This paper describes an experiment examining the relative effectiveness of two display technologies: a liquid-crystal display (LCD) and a conventional cathode-ray tube (CRT) of similar resolution and size. Within the naval community, there is interest in the use of LCDs on ships because of their lower weight and power consumption, smaller footprint, and lowered susceptibility to electromagnetic interference. This specific interest mirrors a more general consumer interest in LCD technology for desktop computers.
LCD and CRT Technologies
LCDs are composed of many tiny liquid crystals arranged in rows and columns. Liquid crystal molecules can be reoriented by an electric field. LCDs function by twisting the axis of polarization of the light as it passes through the liquid crystal such that when the light reaches the front polarizer, it is oriented correctly to pass through, allowing it to be seen by an observer.
When an electric field is applied, the structure is untwisted and no light is emitted (Asian Technology Information Program, 2002). The LCDs used for computer displays are most commonly active matrix, with an electronic switch at each pixel location (Luder, 1997).

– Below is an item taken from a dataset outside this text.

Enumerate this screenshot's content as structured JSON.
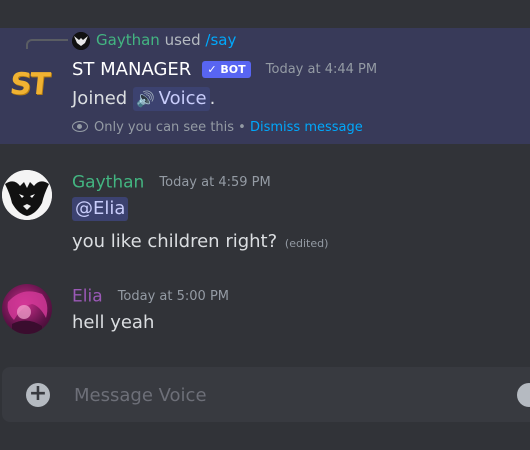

In contrast, conventional CRT displays rely on an evacuated glass tube with a display screen at one end and electron guns at the other. The guns emit electron beams that are deflected to various screen locations by use of magnetic fields generated by a deflection yoke. The beams strike phosphors near the screen, converting the electrons to observable light energy. A particular pixel is illuminated or not by coordinating the timing of the gun output and the magnetic fields controlling the deflection yoke.
Given the vastly different technologies underlying each display type, it is no wonder that the images rendered with LCD and CRT displays differ. Among other differences, the pixel definition with LCDs is much sharper than for CRTs (Wright, Bailey, Tuan, & Wacker, 1999). CRTs tend to produce a blurred Gaussian distribution of light at each pixel, whereas LCDs produce a sharp edge to each pixel (Menozzi, Napflin, & Krueger, 1999). This sharp edge has clear advantages, but the edge may be problematic when rendering curves (leading to aliasing problems) and may introduce a high spatial frequency noise component into the display.
Viewing angle is an important factor in operational display performance. Photometric measures of angular luminance and chromaticity indicate reduced luminance and color distortion with off-axis viewing orientations on an LCD (Selhuber & Parker, 1997). When viewed off axis, the light takes a longer path through the liquid crystal material and the light receives a greater twist than that from an on-axis position. This results in a drop in luminance for an "on" pixel and an increase in luminance for an "off" pixel. Optical measurements with CRTs indicate that although off-axis luminance and color distortion problems occur, they are less of a problem. However, it is not known whether the off-axis problems with display optics are severe enough to affect human participants performing an operational task. To our knowledge no studies have investigated this question.
The question is important because LCDs have many advantages, as noted; those faced with the decision about whether to purchase LCDs may be interested in knowing about possible limitations of LCD technology. Off-axis viewing is a special problem for display viewing in the naval operations room because it is common for the same display to be viewed by multiple individuals, some of whom are standing to the left or right of the display screen. Business computer users are also accustomed to information sharing on monitors. Displays are getting larger, and the larger the display, the more likely it is that an observer will be off axis with respect to some part of the display. …